Welcome to a predoc seminar on IoT and edge computing! Ramin Firouzi, PhD student at DSV, is the respondent.
Invitation to PhD student Ramin Firouzi’s predoc seminar at the Department for Computer and Systems Sciences (DSV), Stockholm University. He will present his ongoing work on “Distributed Intelligence for IoT System Using Edge Computing”.
Respondent: Ramin Firouzi, DSV Opponent: Anders Lindgren, RISE Main supervisor: Rahim Rahmani, DSV Supervisor: Thashmee Karunaratne, DSV Professor closest to the subject: Panagiotis Papapetrou, DSV
Abstract
Over the past decade, the Internet of Things (IoT) has undergone a paradigm shift away from centralized cloud computing to edge computing. Hundreds of billions of things are estimated to be deployed in the rapidly advancing IoT paradigm, resulting in an enormous amount of data.
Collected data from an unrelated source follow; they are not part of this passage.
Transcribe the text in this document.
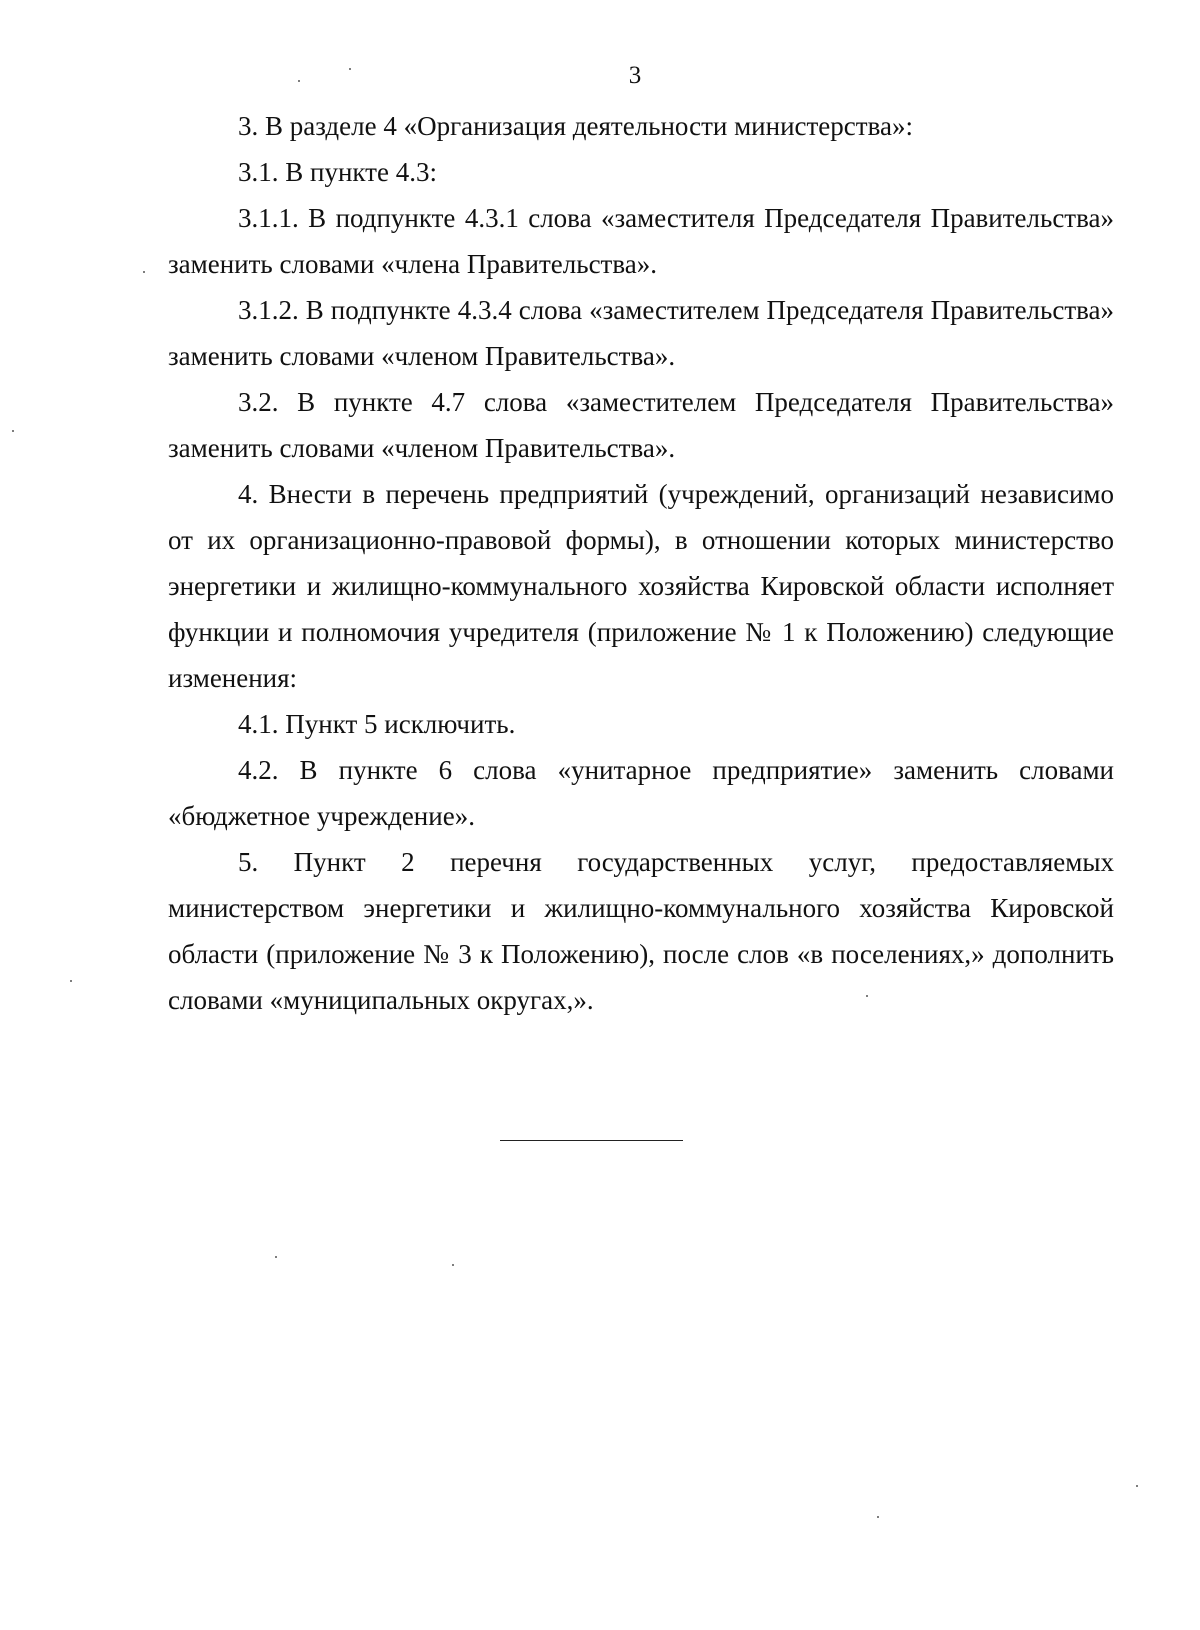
3

3. В разделе 4 «Организация деятельности министерства»:

3.1. В пункте 4.3:

3.1.1. В подпункте 4.3.1 слова «заместителя Председателя Правительства» заменить словами «члена Правительства».

3.1.2. В подпункте 4.3.4 слова «заместителем Председателя Правительства» заменить словами «членом Правительства».

3.2. В пункте 4.7 слова «заместителем Председателя Правительства» заменить словами «членом Правительства».

4. Внести в перечень предприятий (учреждений, организаций независимо от их организационно-правовой формы), в отношении которых министерство энергетики и жилищно-коммунального хозяйства Кировской области исполняет функции и полномочия учредителя (приложение № 1 к Положению) следующие изменения:

4.1. Пункт 5 исключить.

4.2. В пункте 6 слова «унитарное предприятие» заменить словами «бюджетное учреждение».

5. Пункт 2 перечня государственных услуг, предоставляемых министерством энергетики и жилищно-коммунального хозяйства Кировской области (приложение № 3 к Положению), после слов «в поселениях,» дополнить словами «муниципальных округах,».
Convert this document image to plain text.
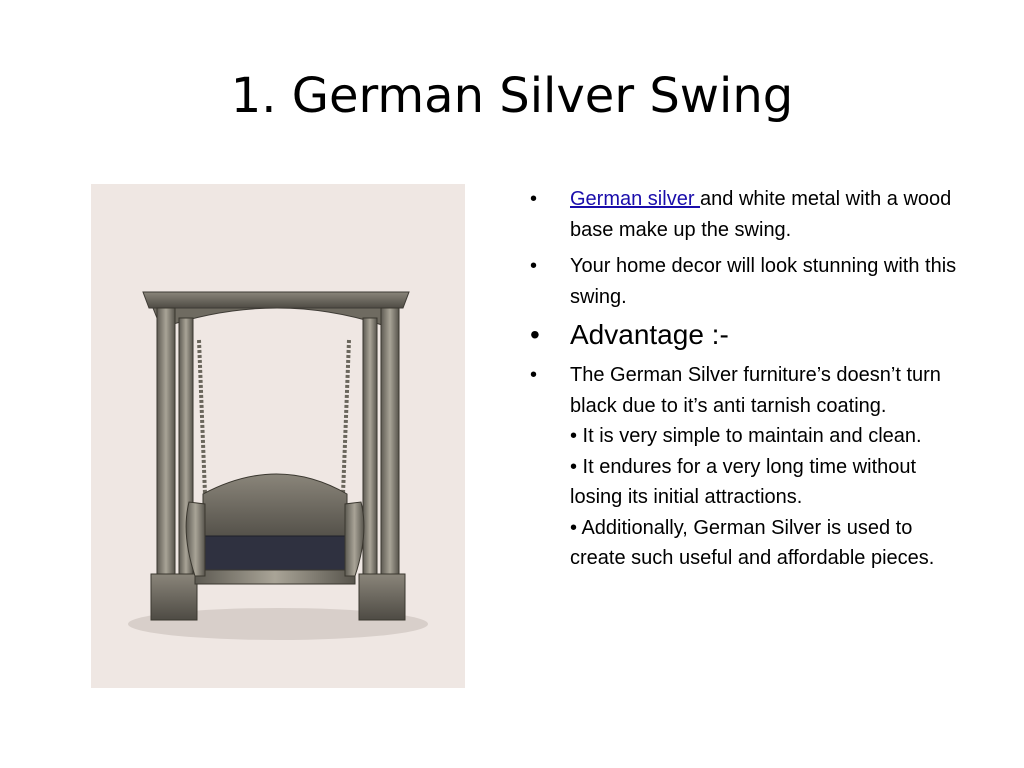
1. German Silver Swing
• German silver and white metal with a wood base make up the swing.
• Your home decor will look stunning with this swing.
• Advantage :-
• The German Silver furniture’s doesn’t turn black due to it’s anti tarnish coating.
• It is very simple to maintain and clean.
• It endures for a very long time without losing its initial attractions.
• Additionally, German Silver is used to create such useful and affordable pieces.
Sending all the data to the cloud has recently proven to be a performance bottleneck as it causes many network issues, including latency, power consumption, security, privacy, etc.
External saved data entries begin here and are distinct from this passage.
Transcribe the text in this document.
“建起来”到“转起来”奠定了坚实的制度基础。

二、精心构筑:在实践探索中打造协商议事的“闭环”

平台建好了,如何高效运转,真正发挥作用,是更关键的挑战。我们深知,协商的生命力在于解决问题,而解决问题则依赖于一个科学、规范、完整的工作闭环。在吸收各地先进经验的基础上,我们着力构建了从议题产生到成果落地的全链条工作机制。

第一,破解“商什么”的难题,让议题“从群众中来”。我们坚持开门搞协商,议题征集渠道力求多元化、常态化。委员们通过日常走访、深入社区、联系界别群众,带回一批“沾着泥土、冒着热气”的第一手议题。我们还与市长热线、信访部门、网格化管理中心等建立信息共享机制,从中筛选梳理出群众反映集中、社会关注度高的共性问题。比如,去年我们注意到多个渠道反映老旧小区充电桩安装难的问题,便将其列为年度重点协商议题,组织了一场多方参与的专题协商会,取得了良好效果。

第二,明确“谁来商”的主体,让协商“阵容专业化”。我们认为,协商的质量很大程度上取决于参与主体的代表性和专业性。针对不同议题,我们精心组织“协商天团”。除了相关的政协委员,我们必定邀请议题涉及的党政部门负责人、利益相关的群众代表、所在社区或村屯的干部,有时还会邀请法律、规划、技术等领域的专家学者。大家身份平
However, the existing paradigms do not use edge devices for decision-making. Distributed intelligence could strengthen the IoT in several ways by distributing decision-making tasks among edge devices within the network instead of sending all data to a central server. All computational tasks and data are shared among edge devices.
Edge computing offers many advantages, including distributed processing, low latency, fault tolerance, better scalability, better security, and data protection. These advantages are helpful for critical applications that require higher reliability, real-time processing, mobility support, and context awareness. This thesis investigated the application of different types of intelligence (e.g., rule-based, machine learning, etc.) and network challenges for implementing distributed intelligence at the edge of the network.
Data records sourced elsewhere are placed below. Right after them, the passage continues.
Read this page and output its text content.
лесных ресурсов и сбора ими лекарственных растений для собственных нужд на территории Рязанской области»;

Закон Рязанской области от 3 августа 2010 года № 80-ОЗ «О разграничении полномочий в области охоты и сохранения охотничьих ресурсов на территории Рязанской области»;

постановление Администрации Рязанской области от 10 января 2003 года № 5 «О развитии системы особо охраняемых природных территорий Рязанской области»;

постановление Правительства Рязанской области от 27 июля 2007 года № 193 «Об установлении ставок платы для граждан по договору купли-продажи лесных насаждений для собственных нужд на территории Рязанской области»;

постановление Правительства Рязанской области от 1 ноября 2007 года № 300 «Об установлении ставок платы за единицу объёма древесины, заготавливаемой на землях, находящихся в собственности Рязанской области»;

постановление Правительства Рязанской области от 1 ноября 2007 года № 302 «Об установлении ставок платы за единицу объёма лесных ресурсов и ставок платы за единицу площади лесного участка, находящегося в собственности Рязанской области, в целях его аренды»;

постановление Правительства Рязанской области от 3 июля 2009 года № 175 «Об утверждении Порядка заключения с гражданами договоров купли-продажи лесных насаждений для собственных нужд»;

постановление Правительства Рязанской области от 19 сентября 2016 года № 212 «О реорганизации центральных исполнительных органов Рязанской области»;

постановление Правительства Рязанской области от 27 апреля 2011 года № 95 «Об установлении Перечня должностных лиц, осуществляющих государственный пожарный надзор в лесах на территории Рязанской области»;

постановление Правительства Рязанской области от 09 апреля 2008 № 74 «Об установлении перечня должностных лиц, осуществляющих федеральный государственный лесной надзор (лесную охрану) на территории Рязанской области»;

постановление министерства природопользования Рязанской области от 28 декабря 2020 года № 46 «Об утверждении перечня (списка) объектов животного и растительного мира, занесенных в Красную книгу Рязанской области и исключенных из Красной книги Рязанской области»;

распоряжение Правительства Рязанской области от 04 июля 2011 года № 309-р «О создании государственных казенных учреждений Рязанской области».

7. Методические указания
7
The focus of this PhD thesis project is on distributed intelligence in the Internet of Things (IoT), edge computing, and distributed computing. Currently, we are investigating how to optimize the architecture of the network at the edge of IoT to provide more efficient distributed intelligence.
Technological advances allow both humans and things to be more connected and exchange information. Our research focuses on how we can participate in real and virtual societies, with regards to application areas such as culture, transport, intelligent vehicles and e-health.